My name is Deborah Petersen, and I was in an abusive relationship for three years. Things were going along fine for about a year and a half, but then the abuse started. It was mental and verbal at first before progressing to controlling behavior and physical abuse. Over time the abuse grew in both frequency and severity.
In the beginning, I didn’t know exactly what was wrong. I blamed myself. I turned to online resources for help and found The Hotline’s website. I made numerous visits to the site, at first reading the section defining abuse, and soon I realized and accepted that I was being abused.
I learned how abuse often increases over time. I recognized the signs of escalating danger in my own relationship and used the website’s information on safety planning, including keeping a packed bag hidden in my car in case I needed to make a quick escape. When the violence finally did escalate, I called the police and had my partner arrested.
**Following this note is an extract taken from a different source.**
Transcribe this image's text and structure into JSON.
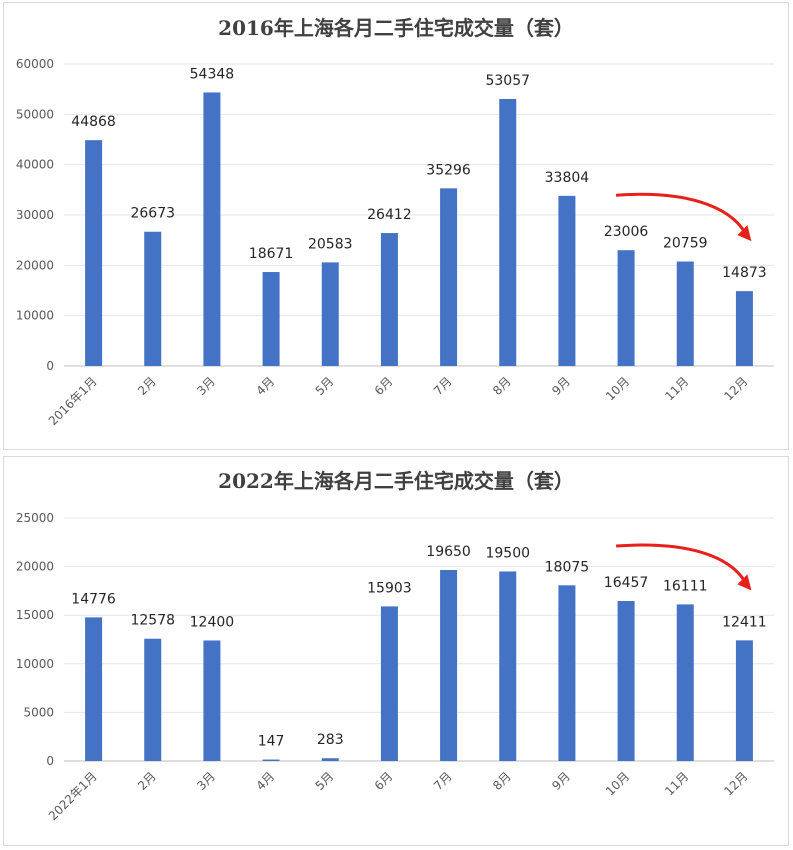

I found myself in the car, leaving town to stay with family, and I picked up the phone and called The Hotline. I knew they would be there when I needed to talk, and they were. What I got from talking to them on the phone that day was a level of understanding I had never had before, a level that my friends and family couldn’t provide. They understood exactly where I was and what I was going through — as opposed to being on the outside looking in.
This is what The Hotline’s advocates do for thousands of victims and survivors 24 hours a day, 7 days a week, 365 days a year. Just one phone call can change someone’s life. It certainly changed mine.
I am proud to be a regular donor to The Hotline because I want to help make sure someone is always available to answer the phone when a victim needs help. I know firsthand what a world of difference that call can make.